A literal answer to the question is, report the suspicion to the prosecutor's office, and especially explain why you believe that there was perjury. That addresses the matter of "how to charge with perjury" – like all crimes, the state makes a decision.
There is a secondary issue in that the question presupposes that the officer perjured himself. That is not an observable fact, that is a legal conclusion that has to be based on some set of observable facts. We can presume that the officer testified that A happened. No (presently known) fact suggests that A did not happen. In order for the testimony to be perjury, it must first be false (not yet established). Second, it must be established that the officer knew that the statement was false, again, there is no evidence of that.

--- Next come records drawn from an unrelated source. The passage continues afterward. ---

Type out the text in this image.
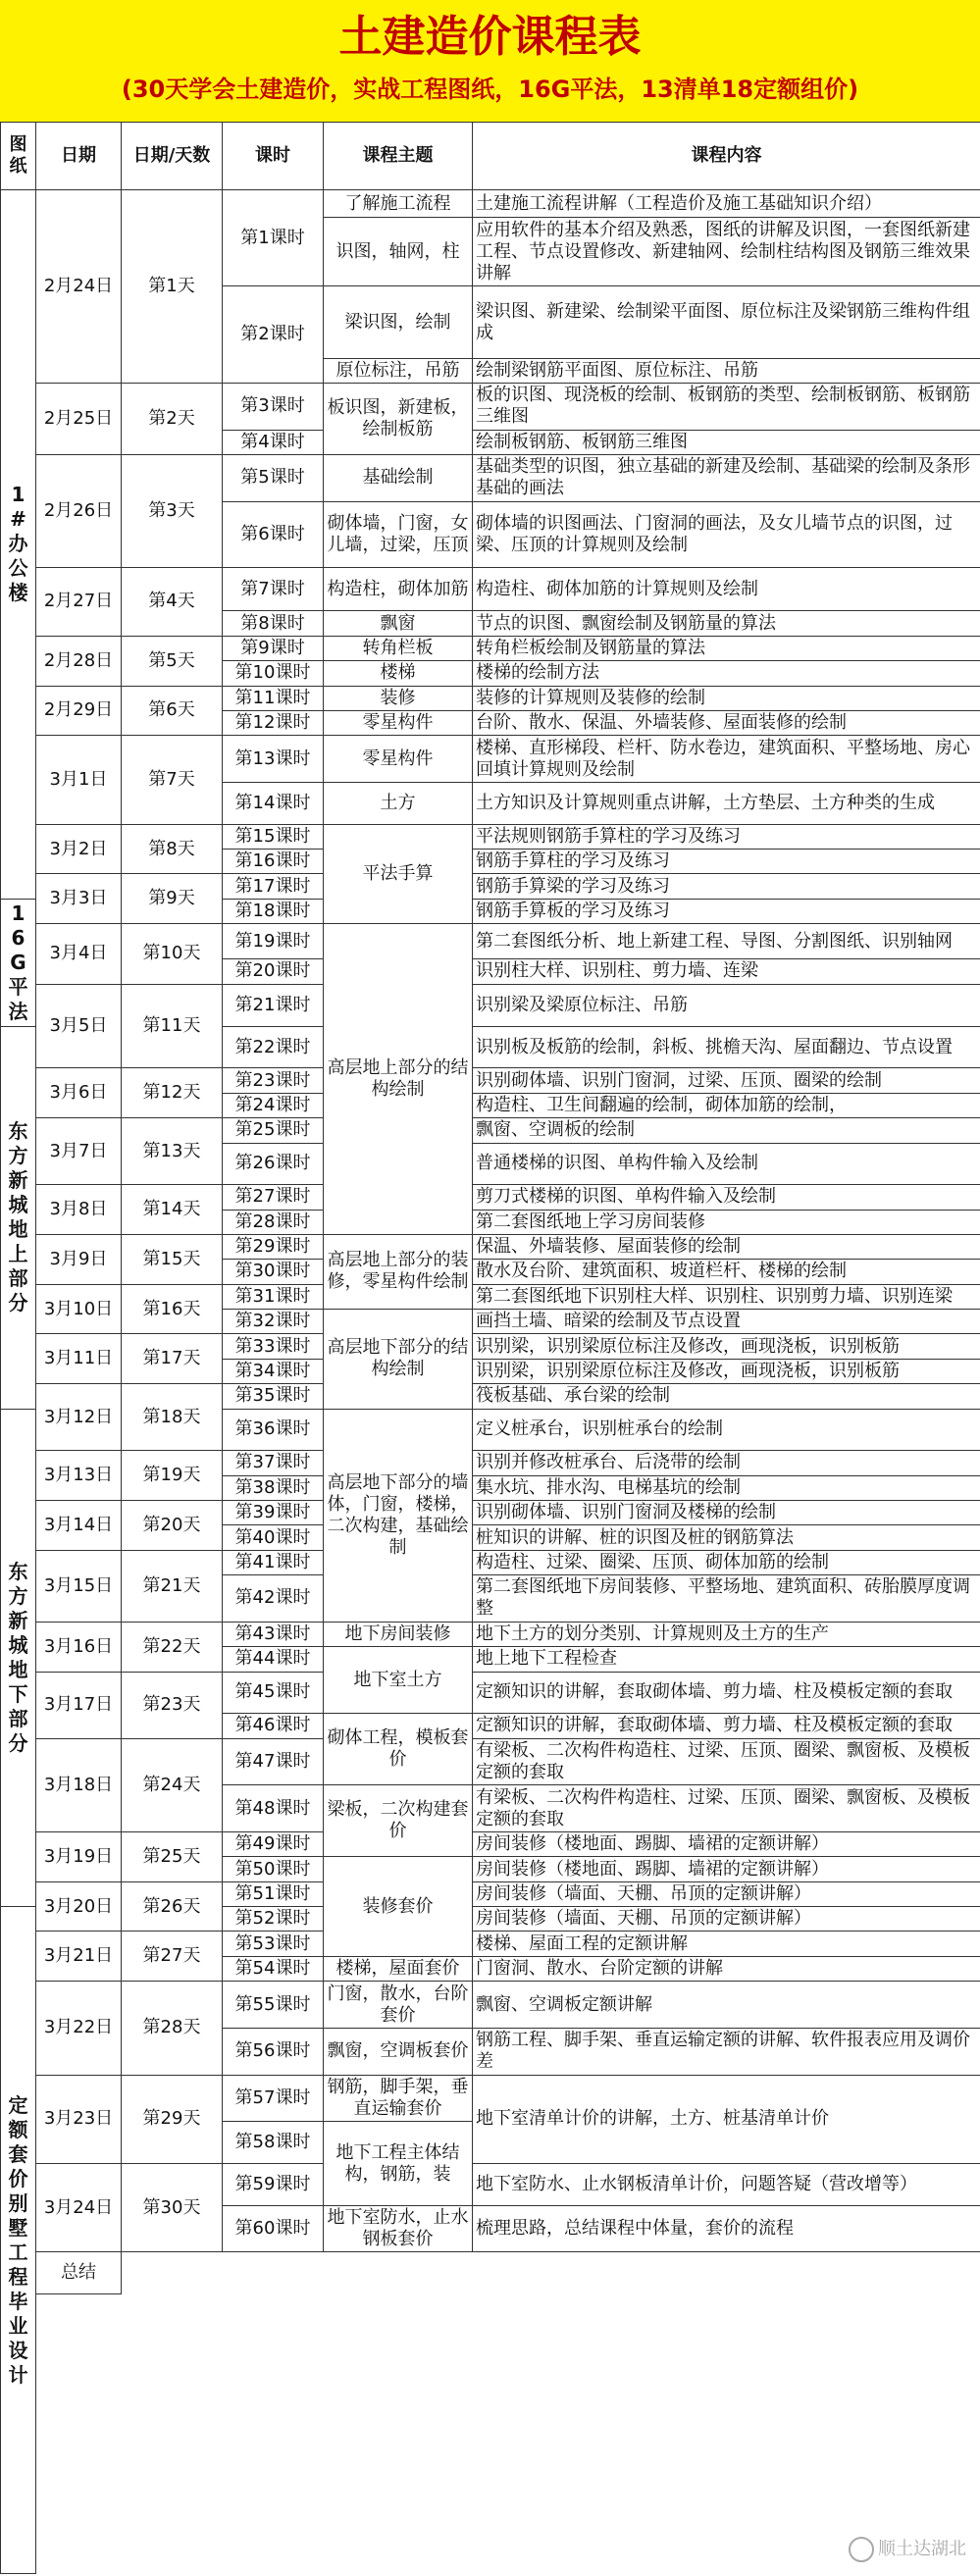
土建造价课程表
(30天学会土建造价，实战工程图纸，16G平法，13清单18定额组价)
图纸	日期	日期/天数	课时	课程主题	课程内容
1#办公楼	2月24日	第1天	第1课时	了解施工流程	土建施工流程讲解（工程造价及施工基础知识介绍）
				识图，轴网，柱	应用软件的基本介绍及熟悉，图纸的讲解及识图，一套图纸新建工程、节点设置修改、新建轴网、绘制柱结构图及钢筋三维效果讲解
			第2课时	梁识图，绘制	梁识图、新建梁、绘制梁平面图、原位标注及梁钢筋三维构件组成

				原位标注，吊筋	绘制梁钢筋平面图、原位标注、吊筋
	2月25日	第2天	第3课时	板识图，新建板，绘制板筋	板的识图、现浇板的绘制、板钢筋的类型、绘制板钢筋、板钢筋三维图
			第4课时		绘制板钢筋、板钢筋三维图
	2月26日	第3天	第5课时	基础绘制	基础类型的识图，独立基础的新建及绘制、基础梁的绘制及条形基础的画法
			第6课时	砌体墙，门窗，女儿墙，过梁，压顶	砌体墙的识图画法、门窗洞的画法，及女儿墙节点的识图，过梁、压顶的计算规则及绘制
	2月27日	第4天	第7课时	构造柱，砌体加筋	构造柱、砌体加筋的计算规则及绘制
			第8课时	飘窗	节点的识图、飘窗绘制及钢筋量的算法
	2月28日	第5天	第9课时	转角栏板	转角栏板绘制及钢筋量的算法
			第10课时	楼梯	楼梯的绘制方法
	2月29日	第6天	第11课时	装修	装修的计算规则及装修的绘制
			第12课时	零星构件	台阶、散水、保温、外墙装修、屋面装修的绘制
	3月1日	第7天	第13课时	零星构件	楼梯、直形梯段、栏杆、防水卷边，建筑面积、平整场地、房心回填计算规则及绘制
			第14课时	土方	土方知识及计算规则重点讲解，土方垫层、土方种类的生成
	3月2日	第8天	第15课时	平法手算	平法规则钢筋手算柱的学习及练习
			第16课时		钢筋手算柱的学习及练习
	3月3日	第9天	第17课时		钢筋手算梁的学习及练习
16G平法			第18课时		钢筋手算板的学习及练习
	3月4日	第10天	第19课时	高层地上部分的结构绘制	第二套图纸分析、地上新建工程、导图、分割图纸、识别轴网
			第20课时		识别柱大样、识别柱、剪力墙、连梁
	3月5日	第11天	第21课时		识别梁及梁原位标注、吊筋
东方新城地上部分			第22课时		识别板及板筋的绘制，斜板、挑檐天沟、屋面翻边、节点设置
	3月6日	第12天	第23课时		识别砌体墙、识别门窗洞，过梁、压顶、圈梁的绘制
			第24课时		构造柱、卫生间翻遍的绘制，砌体加筋的绘制，
	3月7日	第13天	第25课时		飘窗、空调板的绘制
			第26课时		普通楼梯的识图、单构件输入及绘制
	3月8日	第14天	第27课时		剪刀式楼梯的识图、单构件输入及绘制
			第28课时		第二套图纸地上学习房间装修
	3月9日	第15天	第29课时	高层地上部分的装修，零星构件绘制	保温、外墙装修、屋面装修的绘制
			第30课时		散水及台阶、建筑面积、坡道栏杆、楼梯的绘制
	3月10日	第16天	第31课时		第二套图纸地下识别柱大样、识别柱、识别剪力墙、识别连梁
			第32课时	高层地下部分的结构绘制	画挡土墙、暗梁的绘制及节点设置
	3月11日	第17天	第33课时		识别梁，识别梁原位标注及修改，画现浇板，识别板筋
			第34课时		识别梁，识别梁原位标注及修改，画现浇板，识别板筋
	3月12日	第18天	第35课时		筏板基础、承台梁的绘制
东方新城地下部分			第36课时	高层地下部分的墙体，门窗，楼梯，二次构建，基础绘制	定义桩承台，识别桩承台的绘制
	3月13日	第19天	第37课时		识别并修改桩承台、后浇带的绘制
			第38课时		集水坑、排水沟、电梯基坑的绘制
	3月14日	第20天	第39课时		识别砌体墙、识别门窗洞及楼梯的绘制
			第40课时		桩知识的讲解、桩的识图及桩的钢筋算法
	3月15日	第21天	第41课时		构造柱、过梁、圈梁、压顶、砌体加筋的绘制
			第42课时		第二套图纸地下房间装修、平整场地、建筑面积、砖胎膜厚度调整
	3月16日	第22天	第43课时	地下房间装修	地下土方的划分类别、计算规则及土方的生产
			第44课时	地下室土方	地上地下工程检查
	3月17日	第23天	第45课时		定额知识的讲解，套取砌体墙、剪力墙、柱及模板定额的套取
			第46课时	砌体工程，模板套价	定额知识的讲解，套取砌体墙、剪力墙、柱及模板定额的套取
	3月18日	第24天	第47课时		有梁板、二次构件构造柱、过梁、压顶、圈梁、飘窗板、及模板定额的套取
			第48课时	梁板，二次构建套价	有梁板、二次构件构造柱、过梁、压顶、圈梁、飘窗板、及模板定额的套取
	3月19日	第25天	第49课时		房间装修（楼地面、踢脚、墙裙的定额讲解）
			第50课时	装修套价	房间装修（楼地面、踢脚、墙裙的定额讲解）
	3月20日	第26天	第51课时		房间装修（墙面、天棚、吊顶的定额讲解）
定额套价别墅工程毕业设计			第52课时		房间装修（墙面、天棚、吊顶的定额讲解）
	3月21日	第27天	第53课时		楼梯、屋面工程的定额讲解
			第54课时	楼梯，屋面套价	门窗洞、散水、台阶定额的讲解
	3月22日	第28天	第55课时	门窗，散水，台阶套价	飘窗、空调板定额讲解
			第56课时	飘窗，空调板套价	钢筋工程、脚手架、垂直运输定额的讲解、软件报表应用及调价差
	3月23日	第29天	第57课时	钢筋，脚手架，垂直运输套价	地下室清单计价的讲解，土方、桩基清单计价
			第58课时	地下工程主体结构，钢筋，装	
	3月24日	第30天	第59课时		地下室防水、止水钢板清单计价，问题答疑（营改增等）
			第60课时	地下室防水，止水钢板套价	梳理思路，总结课程中体量，套价的流程
	总结				

顺土达湖北
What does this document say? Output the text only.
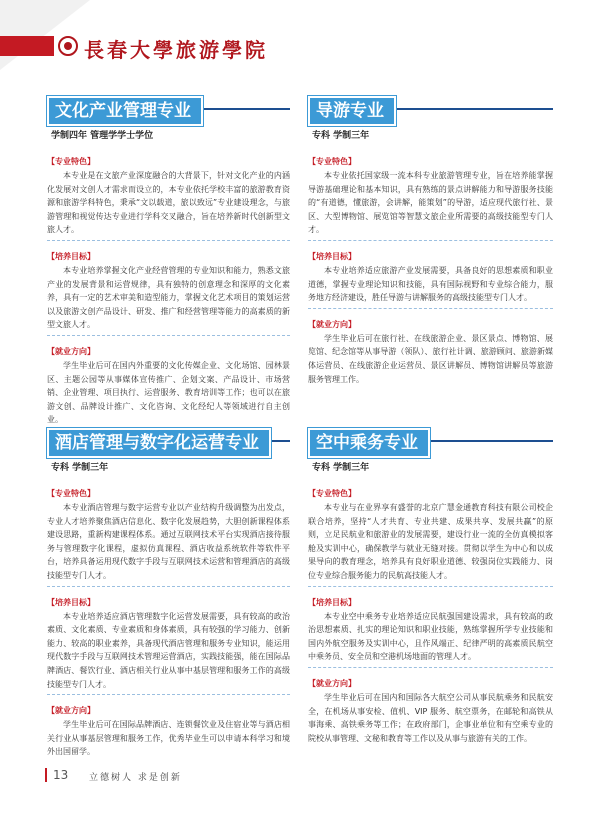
長春大學旅游學院
文化产业管理专业
学制四年 管理学学士学位
【专业特色】

本专业是在文旅产业深度融合的大背景下，针对文化产业的内涵化发展对文创人才需求而设立的，本专业依托学校丰富的旅游教育资源和旅游学科特色，秉承“文以载道，旅以致远”专业建设理念，与旅游管理和视觉传达专业进行学科交叉融合，旨在培养新时代创新型文旅人才。

【培养目标】

本专业培养掌握文化产业经营管理的专业知识和能力，熟悉文旅产业的发展背景和运营规律，具有独特的创意理念和深厚的文化素养，具有一定的艺术审美和造型能力，掌握文化艺术项目的策划运营以及旅游文创产品设计、研发、推广和经营管理等能力的高素质的新型文旅人才。

【就业方向】

学生毕业后可在国内外重要的文化传媒企业、文化场馆、园林景区、主题公园等从事媒体宣传推广、企划文案、产品设计、市场营销、企业管理、项目执行、运营服务、教育培训等工作；也可以在旅游文创、品牌设计推广、文化咨询、文化经纪人等领域进行自主创业。

导游专业
专科 学制三年
【专业特色】

本专业依托国家级一流本科专业旅游管理专业，旨在培养能掌握导游基础理论和基本知识，具有熟练的景点讲解能力和导游服务技能的“有道德，懂旅游，会讲解，能策划”的导游，适应现代旅行社、景区、大型博物馆、展览馆等智慧文旅企业所需要的高级技能型专门人才。

【培养目标】

本专业培养适应旅游产业发展需要，具备良好的思想素质和职业道德，掌握专业理论知识和技能，具有国际视野和专业综合能力，服务地方经济建设，胜任导游与讲解服务的高级技能型专门人才。

【就业方向】

学生毕业后可在旅行社、在线旅游企业、景区景点、博物馆、展览馆、纪念馆等从事导游（领队）、旅行社计调、旅游顾问、旅游新媒体运营员、在线旅游企业运营员、景区讲解员、博物馆讲解员等旅游服务管理工作。

酒店管理与数字化运营专业
专科 学制三年
【专业特色】

本专业酒店管理与数字运营专业以产业结构升级调整为出发点，专业人才培养聚焦酒店信息化、数字化发展趋势，大胆创新课程体系建设思路，重新构建课程体系。通过互联网技术平台实现酒店接待服务与管理数字化课程，虚拟仿真课程、酒店收益系统软件等软件平台，培养具备运用现代数字手段与互联网技术运营和管理酒店的高级技能型专门人才。

【培养目标】

本专业培养适应酒店管理数字化运营发展需要，具有较高的政治素质、文化素质、专业素质和身体素质，具有较强的学习能力、创新能力、较高的职业素养，具备现代酒店管理和服务专业知识，能运用现代数字手段与互联网技术管理运营酒店，实践技能强，能在国际品牌酒店、餐饮行业、酒店相关行业从事中基层管理和服务工作的高级技能型专门人才。

【就业方向】

学生毕业后可在国际品牌酒店、连锁餐饮业及住宿业等与酒店相关行业从事基层管理和服务工作，优秀毕业生可以申请本科学习和境外出国留学。

空中乘务专业
专科 学制三年
【专业特色】

本专业与在业界享有盛誉的北京广慧金通教育科技有限公司校企联合培养，坚持“人才共育、专业共建、成果共享、发展共赢”的原则，立足民航业和旅游业的发展需要，建设行业一流的全仿真模拟客舱及实训中心，确保教学与就业无缝对接。贯彻以学生为中心和以成果导向的教育理念，培养具有良好职业道德、较强岗位实践能力、岗位专业综合服务能力的民航高技能人才。

【培养目标】

本专业空中乘务专业培养适应民航强国建设需求，具有较高的政治思想素质、扎实的理论知识和职业技能，熟练掌握所学专业技能和国内外航空服务及实训中心，且作风端正、纪律严明的高素质民航空中乘务员、安全员和空港机场地面的管理人才。

【就业方向】

学生毕业后可在国内和国际各大航空公司从事民航乘务和民航安全，在机场从事安检、值机、VIP 服务、航空票务，在邮轮和高铁从事海乘、高铁乘务等工作；在政府部门，企事业单位和有空乘专业的院校从事管理、文秘和教育等工作以及从事与旅游有关的工作。

13 立德树人 求是创新
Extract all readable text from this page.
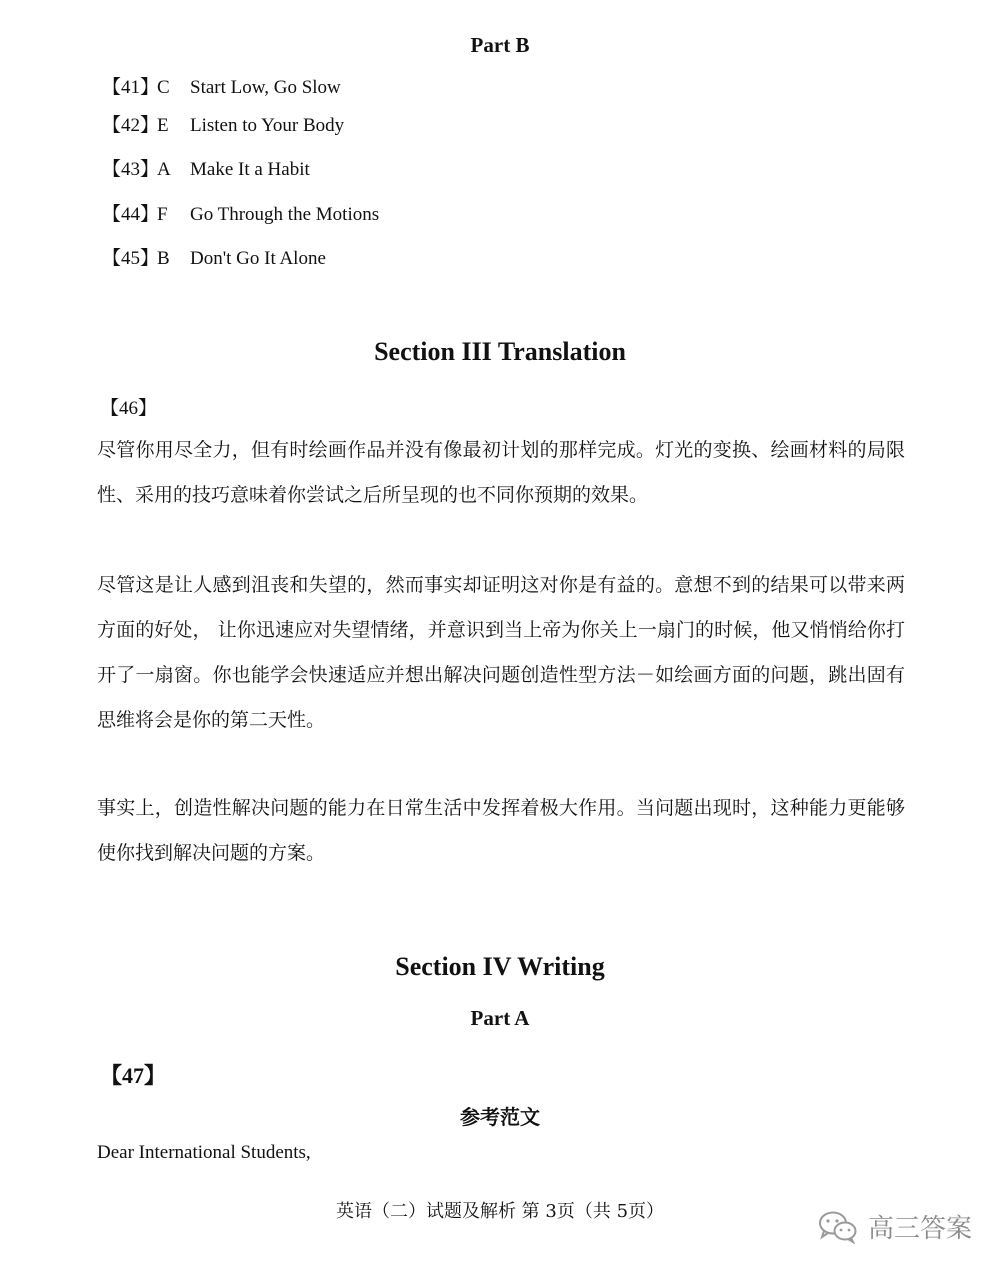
Part B
【41】C Start Low, Go Slow
【42】E Listen to Your Body
【43】A Make It a Habit
【44】F Go Through the Motions
【45】B Don't Go It Alone
Section III Translation
【46】
尽管你用尽全力，但有时绘画作品并没有像最初计划的那样完成。灯光的变换、绘画材料的局限性、采用的技巧意味着你尝试之后所呈现的也不同你预期的效果。
尽管这是让人感到沮丧和失望的，然而事实却证明这对你是有益的。意想不到的结果可以带来两方面的好处， 让你迅速应对失望情绪，并意识到当上帝为你关上一扇门的时候，他又悄悄给你打开了一扇窗。你也能学会快速适应并想出解决问题创造性型方法－如绘画方面的问题，跳出固有思维将会是你的第二天性。
事实上，创造性解决问题的能力在日常生活中发挥着极大作用。当问题出现时，这种能力更能够使你找到解决问题的方案。
Section IV Writing
Part A
【47】
参考范文
Dear International Students,
英语（二）试题及解析 第 3页（共 5页）
高三答案
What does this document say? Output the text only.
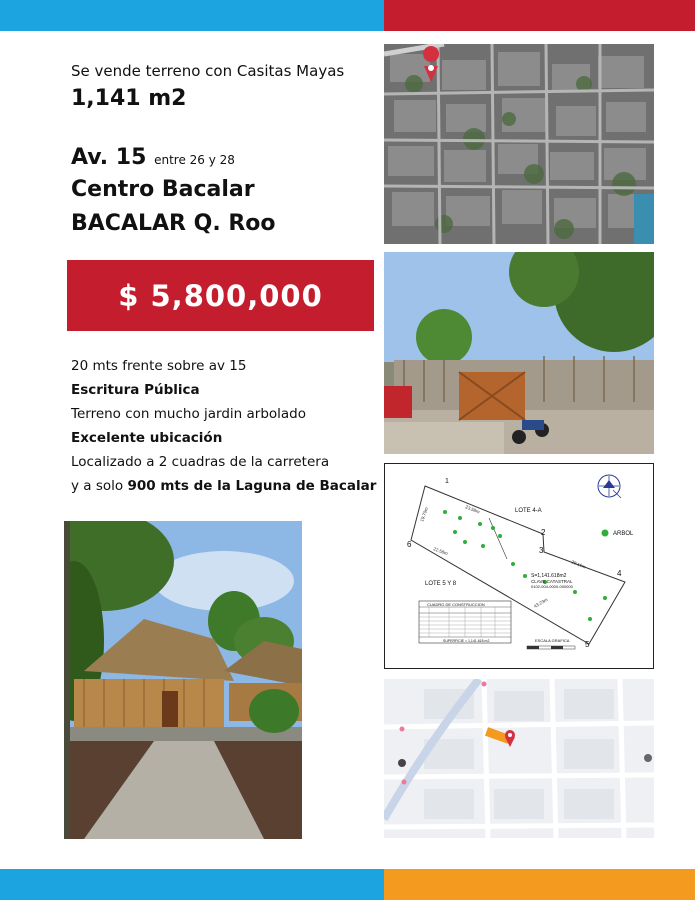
Se vende terreno con Casitas Mayas
1,141 m2
Av. 15 entre 26 y 28
Centro Bacalar
BACALAR Q. Roo
$ 5,800,000
20 mts frente sobre av 15
Escritura Pública
Terreno con mucho jardin arbolado
Excelente ubicación
Localizado a 2 cuadras de la carretera
y a solo 900 mts de la Laguna de Bacalar	1
2
3
4
5
6
23.58m
19.70m
22.58m
28.16m
43.23m
LOTE 4-A
LOTE 5 Y 8
ARBOL
S=1,141.618m2
CLAVE CATASTRAL
0102-004-0000-000000
CUADRO DE CONSTRUCCION
SUPERFICIE = 1,141.618 m2	ESCALA GRAFICA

A tertiary issue is whether there was reversible error in failing to provide the dashcam video (prejudice against the defendant). That is a sufficiently separate issue that it ought to be addressed as a different question, and the answer to that doesn't impinge on the perjury question. (Even if the failure to provide the video is not sufficient to reverse the conviction, it is certainly relevant to a fresh charge of perjury by the officer).
The fact that the defendant and officer have conflicting testimonies is not enough evidence to show that the officer's statement is untrue (leaving out the knowledge-of-untruth issue). If there is an objective fact about the content of the video, that could at least show whether the statement is clearly, or possibly, false.